Dujiangyan, Sistem Irigasi Tertua di Dunia

Selasa, 25 Desember 2018, 19:37 WIB

Dujiangyan, sistem irigasi tertua di dunia yang terletak di provinsi Sichuan dibangun sekitar 250 SM | Sumber Foto:wikipedia

AGRONET – Persoalan irigasi tidak dapat lepas dari budidaya pertanian. Hal ini telah lama disadari manusia, khususnya mereka para petani.

Pada zaman dulu, jika lahan pertanian dekat dengan sumber air yang berlimpah seperti mata air atau sungai, maka irigasi dilakukan dengan cara mengalirkan air ke lahan pertanian. Namun irigasi dapat pula dilakukan dengan cara membawa air ke lahan pertanian, diangkut dari sumbernya. Cara seperti ini disebut dengan menyiram.

Sejak dulu masalah irigasi telah menjadi masalah serius. Dimusim kemarau, saat sumber air menipis, lahan pertanian kekurangan air. Sebaliknya, pada musim hujan, lahan pertanian menerima air berlebih karena saluran pembuangan air tidak memadai. Pengelolaan air untuk irigasi memang mempunyai peran yang sangat penting untuk budidaya pertanian, khususnya budidaya padi di lahan persawahan.

Di Indonesia, sistem irigasi memiliki sejarah yang cukup panjang. Sistem Subak untuk budidaya padi di Bali, sistem Tuo Banda di Sumatera Barat, sistem Tudang Sipulung di Sulawesi Selatan, dan sistem pertanian Pranatamangsa di Jawa adalah bukti nyata bahwa penduduk Indonesia telah lama mengenal sistem irigasi.

Dari penelitian, diketahui bangunan saluran irigasi tertua di Indonesia dibangun di Jawa Timur. Dari data prasasti tertua di Indonesia juga diketahui pada abad 5 Masehi telah dibangun saluran irigasi di Desa Tugu dekat Cilincing.

Pada masa pemerintah Hindia Belanda, tepatnya pada tahun 1889, juga dibangun sistem irigasi pertama yang meliputi daerah Karisidenan Banyumas dan Begelen di Jawa Tengah. Pembangunan terus berlanjut hingga ke daerah Malang, Serang, hingga wilayah pulau Jawa terlayani oleh sistem irigasi.

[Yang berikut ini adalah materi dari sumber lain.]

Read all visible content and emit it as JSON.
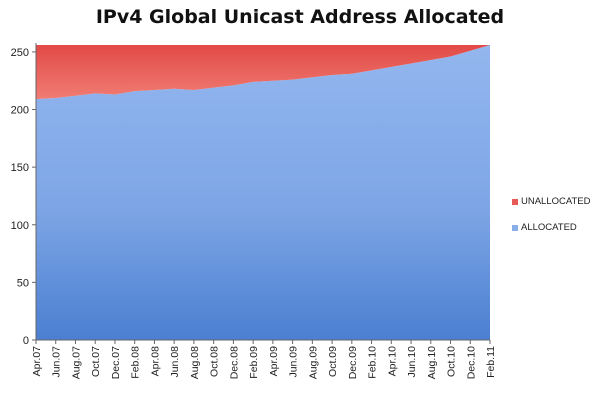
{
  "chart_data": {
    "type": "area",
    "stacked": true,
    "title": "IPv4 Global Unicast Address Allocated",
    "xlabel": "",
    "ylabel": "",
    "ylim": [
      0,
      256
    ],
    "yticks": [
      0,
      50,
      100,
      150,
      200,
      250
    ],
    "categories": [
      "Apr.07",
      "Jun.07",
      "Aug.07",
      "Oct.07",
      "Dec.07",
      "Feb.08",
      "Apr.08",
      "Jun.08",
      "Aug.08",
      "Oct.08",
      "Dec.08",
      "Feb.09",
      "Apr.09",
      "Jun.09",
      "Aug.09",
      "Oct.09",
      "Dec.09",
      "Feb.10",
      "Apr.10",
      "Jun.10",
      "Aug.10",
      "Oct.10",
      "Dec.10",
      "Feb.11"
    ],
    "series": [
      {
        "name": "ALLOCATED",
        "color": "#8aaee8",
        "values": [
          209,
          210,
          212,
          214,
          213,
          216,
          217,
          218,
          217,
          219,
          221,
          224,
          225,
          226,
          228,
          230,
          231,
          234,
          237,
          240,
          243,
          246,
          251,
          256
        ]
      },
      {
        "name": "UNALLOCATED",
        "color": "#e85a55",
        "values": [
          47,
          46,
          44,
          42,
          43,
          40,
          39,
          38,
          39,
          37,
          35,
          32,
          31,
          30,
          28,
          26,
          25,
          22,
          19,
          16,
          13,
          10,
          5,
          0
        ]
      }
    ],
    "legend": {
      "placement": "right",
      "entries": [
        "UNALLOCATED",
        "ALLOCATED"
      ]
    },
    "grid": false
  }
}
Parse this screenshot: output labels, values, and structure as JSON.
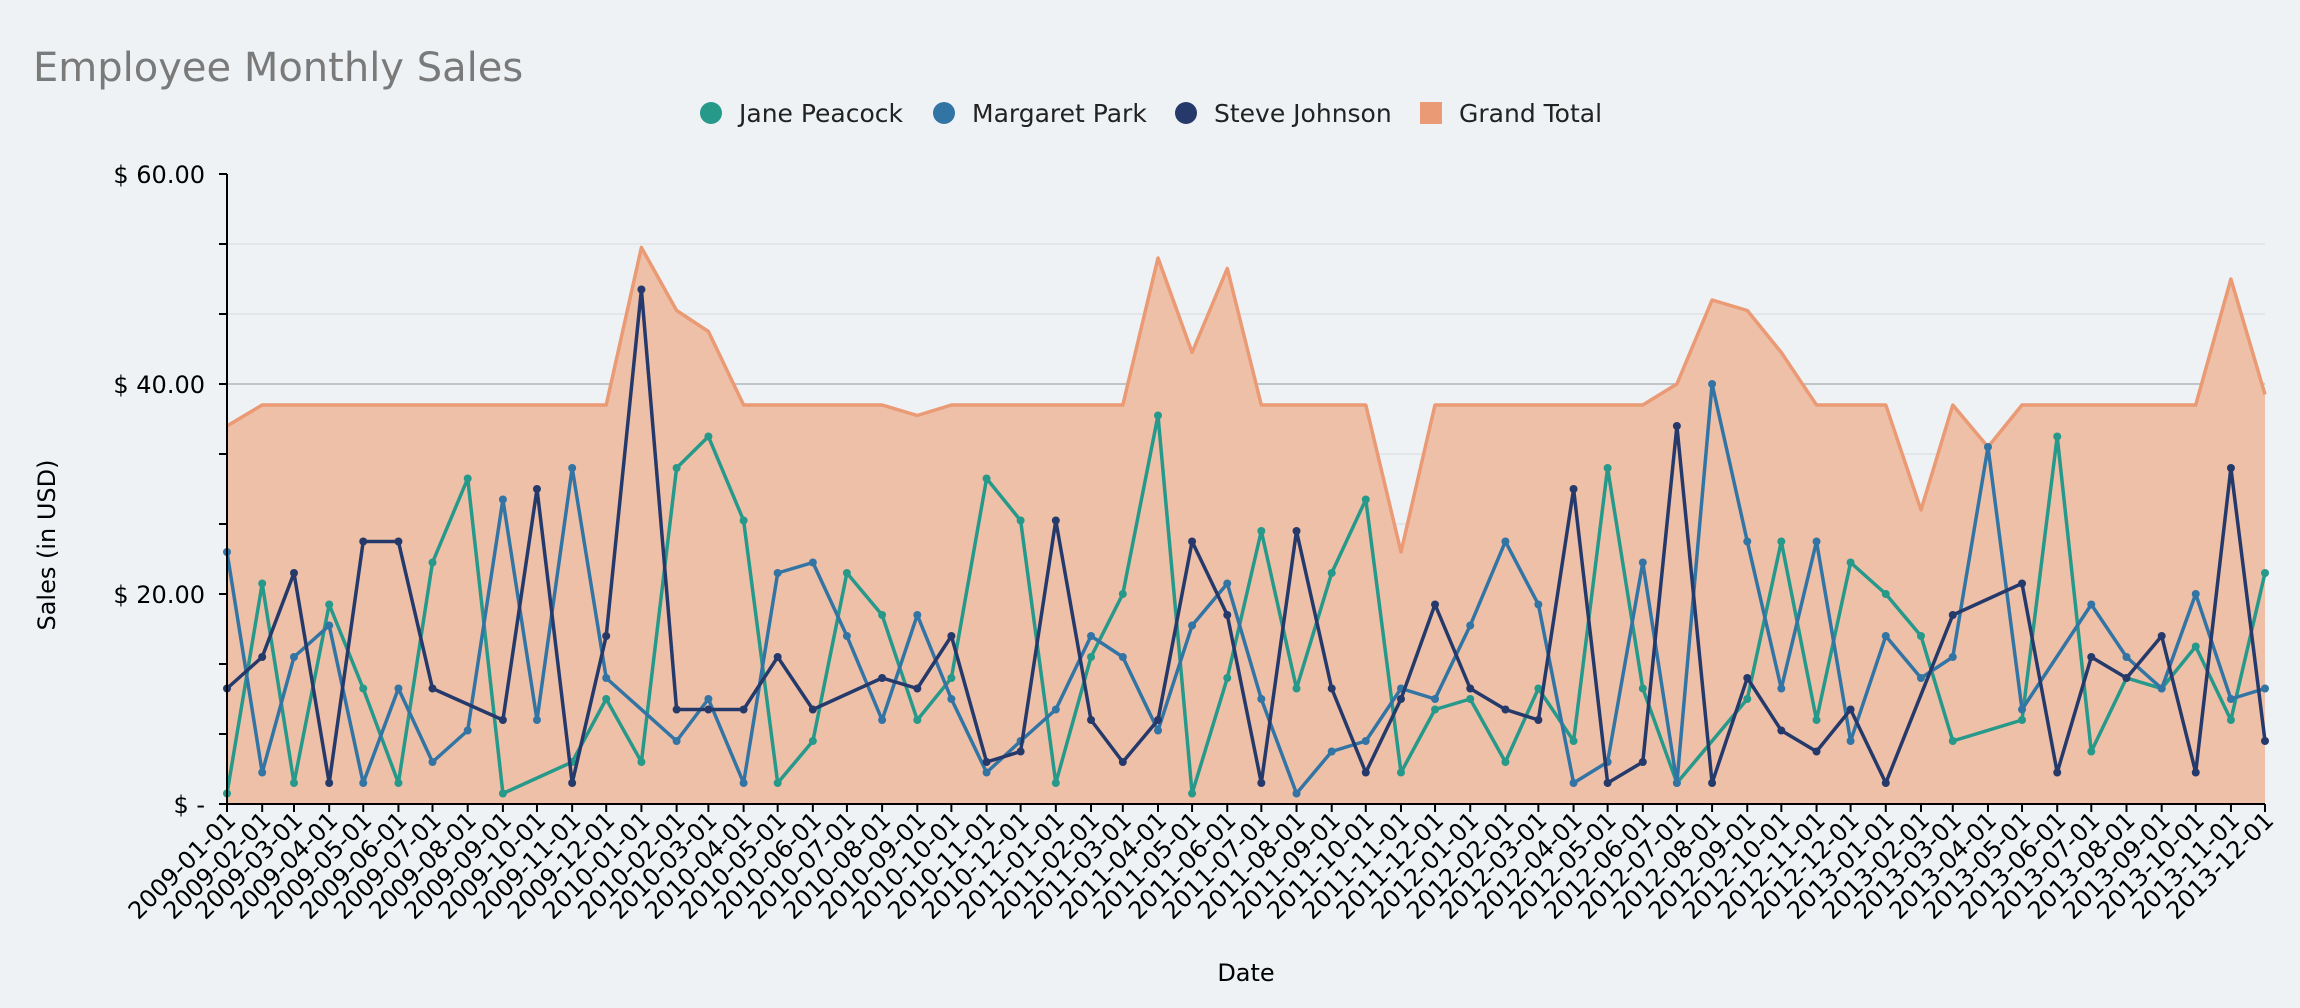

Pada masa pemerintahan Hindia Belanda, dibangun bendungan irigasi pertama di Indonesia. Lokasinya di Jawa Timur. Bendungan yang dibuat dari struktur kayu jati dan diisi dengan batu kali ini memiliki panjang 45 meter dan tinggi 8 meter. Bendungan yang diberi nama bendungan Sampean ini membendung kali Sampean.
 
Selanjutnya dibangun beberapa bendungan lagi seperti bendungan Lengkong (1852- 1857) di Mojokerto, bendungan Glapan (1852-1859) yang membendung kali Tuntang di Jawa Tengah. Bendungan Glapan yang baru berfungsi sekitar tahun 1889 adalah bendungan pertama yang dibangun pemerintahan kolonial untuk tanaman rakyat.

Di dunia, sistem irigasi pertama dibangun sekitar 750 tahun lebih awal dari sistem irigasi pertama di Indonesia. Sekitar 250 SM. Sistem irigasi yang diberi nama Dujiangyan ini dibangun oleh Li Bing, seorang ahli hidrologi Cina, pada masa Dinasti Qing. Hebatnya, hingga kini sistem irigasi ini masih dapat dipakai.

Li Bing menemukan metode untuk mengendalikan banjir Sungai Minjiang tanpa menggunakan bendungan. Berkat sistem irigasi ini, tidak hanya banjir yang dapat dikendalikan, tapi juga membuat dataran Chengdu mendapat air untuk kebutuhan irigasi. Saat ini Dujiangyan mengairi lebih dari 668.700 hektar lahan pertanian dan menjadi sumber air bagi lebih dari 50 kota di provinsi Sichuan.

Dujiangyan dibangun untuk mengatasi banjir yang kerap terjadi di sungai Minjiang, anak sungai Yangtze yang terpanjang. Tepatnya di bagian barat dataran Chengdu, antara cekungan Sichuan dan dataran tinggi Tibet.

Li Bing, sang ahli hidrologi bersama putranya menemukan sebab terjadinya banjir. Sungai Minjiang meluap karena air yang mengalir cepat dari pegunungan dan mengalir lambat dibagian hilir sehingga rawan terjadi banjir. Oleh Li Bing, aliran air sebagian dialirkan ke dataran Chengdu yang kering dengan cara membuat saluran di gunung Yulei.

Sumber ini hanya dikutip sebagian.